Drie beginselen van fiscale rechtsbescherming
Einde inhoudsopgave
Drie beginselen van fiscale rechtsbescherming (FM nr. 77) 2000/2.6.4.3.1:2.6.4.3.1 Afbakening van de regel van het verwerken van de naheffingsbevoegdheid ten opzichte van de regel van de toezegging
Drie beginselen van fiscale rechtsbescherming (FM nr. 77) 2000/2.6.4.3.1
2.6.4.3.1 Afbakening van de regel van het verwerken van de naheffingsbevoegdheid ten opzichte van de regel van de toezegging
Documentgegevens:
Dr. R.H. Happé, datum 06-11-2000
- Datum
06-11-2000
- Auteur
Dr. R.H. Happé
- JCDI
JCDI:ADS401974:1
- Vakgebied(en)
Fiscaal bestuursrecht (V)
Fiscaal procesrecht / Algemeen
Bestuursrecht algemeen / Algemene beginselen van behoorlijk bestuur
Fiscaal bestuursrecht / Algemeen
Fiscaal procesrecht (V)
Fiscaal bestuursrecht / Algemene rechtsbeginselen en abbb
Deze functie is alleen te gebruiken als je bent ingelogd.
De regel van het verwerken van de naheffingsbevoegdheid speelt een rol in de sfeer van de afdrachtbelastingen. Ook de regel van de toezegging kan bij de afdrachtbelastingen aan de orde komen. Het rechtsgevolg van beide regels is dat de bevoegdheid om een naheffingsaanslag op te leggen door de inspecteur is verwerkt. In HR 10 november 1993, nr. 29167, BNB 1994/35 overwoog de Hoge Raad uitdrukkelijk en in algemene bewoordingen dat de omstandigheid dat de naheffingstermijn van art. 20, vierde lid, AWR nog niet was verstreken, niet eraan in de weg stond dat de inspecteur het in rechte te honoreren vertrouwen kon hebben gewekt dat het opleggen van de aanslag achterwege zou blijven.

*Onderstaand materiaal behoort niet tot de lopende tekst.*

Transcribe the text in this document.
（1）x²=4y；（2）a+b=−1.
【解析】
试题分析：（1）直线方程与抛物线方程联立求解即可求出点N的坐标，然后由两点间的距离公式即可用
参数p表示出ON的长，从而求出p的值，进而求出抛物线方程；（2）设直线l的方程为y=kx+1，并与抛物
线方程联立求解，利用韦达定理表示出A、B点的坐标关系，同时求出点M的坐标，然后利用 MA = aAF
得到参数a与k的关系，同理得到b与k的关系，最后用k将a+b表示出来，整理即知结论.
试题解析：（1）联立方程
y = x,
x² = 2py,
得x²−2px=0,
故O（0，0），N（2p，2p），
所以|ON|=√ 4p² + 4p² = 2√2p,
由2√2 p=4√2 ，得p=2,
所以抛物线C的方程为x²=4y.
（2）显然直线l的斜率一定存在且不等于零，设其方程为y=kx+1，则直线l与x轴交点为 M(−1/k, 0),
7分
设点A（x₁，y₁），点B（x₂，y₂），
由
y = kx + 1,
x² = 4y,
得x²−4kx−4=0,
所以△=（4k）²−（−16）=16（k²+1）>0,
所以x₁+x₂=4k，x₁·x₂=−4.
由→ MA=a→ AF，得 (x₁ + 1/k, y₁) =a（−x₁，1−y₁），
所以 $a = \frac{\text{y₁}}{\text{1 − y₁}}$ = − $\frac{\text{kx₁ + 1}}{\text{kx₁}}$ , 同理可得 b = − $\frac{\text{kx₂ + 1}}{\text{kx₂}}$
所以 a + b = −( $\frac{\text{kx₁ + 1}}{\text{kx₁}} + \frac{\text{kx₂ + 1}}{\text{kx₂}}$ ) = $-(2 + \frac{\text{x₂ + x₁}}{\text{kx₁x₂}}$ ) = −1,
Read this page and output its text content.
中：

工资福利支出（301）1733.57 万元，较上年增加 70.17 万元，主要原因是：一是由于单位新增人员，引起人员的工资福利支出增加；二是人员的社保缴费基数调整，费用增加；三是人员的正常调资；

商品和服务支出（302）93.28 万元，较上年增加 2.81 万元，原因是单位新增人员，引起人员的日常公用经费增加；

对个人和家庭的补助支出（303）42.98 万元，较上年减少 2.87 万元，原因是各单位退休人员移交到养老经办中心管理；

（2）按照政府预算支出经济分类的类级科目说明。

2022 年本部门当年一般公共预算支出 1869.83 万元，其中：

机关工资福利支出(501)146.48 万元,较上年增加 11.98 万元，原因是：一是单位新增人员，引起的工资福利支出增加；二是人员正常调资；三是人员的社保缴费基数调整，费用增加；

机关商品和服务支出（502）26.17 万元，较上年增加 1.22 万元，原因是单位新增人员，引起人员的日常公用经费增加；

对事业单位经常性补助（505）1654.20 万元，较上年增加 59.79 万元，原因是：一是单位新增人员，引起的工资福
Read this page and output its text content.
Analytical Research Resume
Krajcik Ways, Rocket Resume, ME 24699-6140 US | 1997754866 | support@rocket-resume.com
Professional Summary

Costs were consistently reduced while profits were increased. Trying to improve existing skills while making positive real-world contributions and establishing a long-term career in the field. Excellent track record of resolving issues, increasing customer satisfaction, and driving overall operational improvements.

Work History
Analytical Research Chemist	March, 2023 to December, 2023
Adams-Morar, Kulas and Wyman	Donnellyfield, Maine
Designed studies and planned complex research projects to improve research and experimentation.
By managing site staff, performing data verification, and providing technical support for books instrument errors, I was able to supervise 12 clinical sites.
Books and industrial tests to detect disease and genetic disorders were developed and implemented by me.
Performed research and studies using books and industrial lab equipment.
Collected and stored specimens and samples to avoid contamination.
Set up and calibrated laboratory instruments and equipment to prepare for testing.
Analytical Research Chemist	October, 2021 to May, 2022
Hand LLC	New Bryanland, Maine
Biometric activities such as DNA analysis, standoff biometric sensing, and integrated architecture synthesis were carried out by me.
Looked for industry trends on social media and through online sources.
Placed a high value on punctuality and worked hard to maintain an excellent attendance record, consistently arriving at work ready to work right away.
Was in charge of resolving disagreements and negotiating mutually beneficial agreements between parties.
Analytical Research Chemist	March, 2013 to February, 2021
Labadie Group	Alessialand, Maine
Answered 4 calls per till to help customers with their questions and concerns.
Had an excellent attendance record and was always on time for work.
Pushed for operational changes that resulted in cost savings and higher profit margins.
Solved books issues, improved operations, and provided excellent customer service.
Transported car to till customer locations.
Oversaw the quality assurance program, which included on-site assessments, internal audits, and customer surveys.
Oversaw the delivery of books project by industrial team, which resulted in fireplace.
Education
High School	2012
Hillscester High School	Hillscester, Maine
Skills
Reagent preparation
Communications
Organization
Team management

Het belang van het onderscheid tussen beide regels is met name hierin gelegen dat bij de regel van de toezegging het criterium van het tijdsverloop niet aan de orde is. Dit is voor de praktijk een belangrijk verschil. Een toezegging bindt de inspecteur vanaf het moment dat hij deze heeft gedaan, terwijl bij een impliciete standpuntbepaling deze binding pas aanwezig wordt geacht na het verstrijken van een zekere periode. Zoals eerder aangegeven, moet daarbij vermoedelijk aan een periode van minimaal een jaar worden gedacht.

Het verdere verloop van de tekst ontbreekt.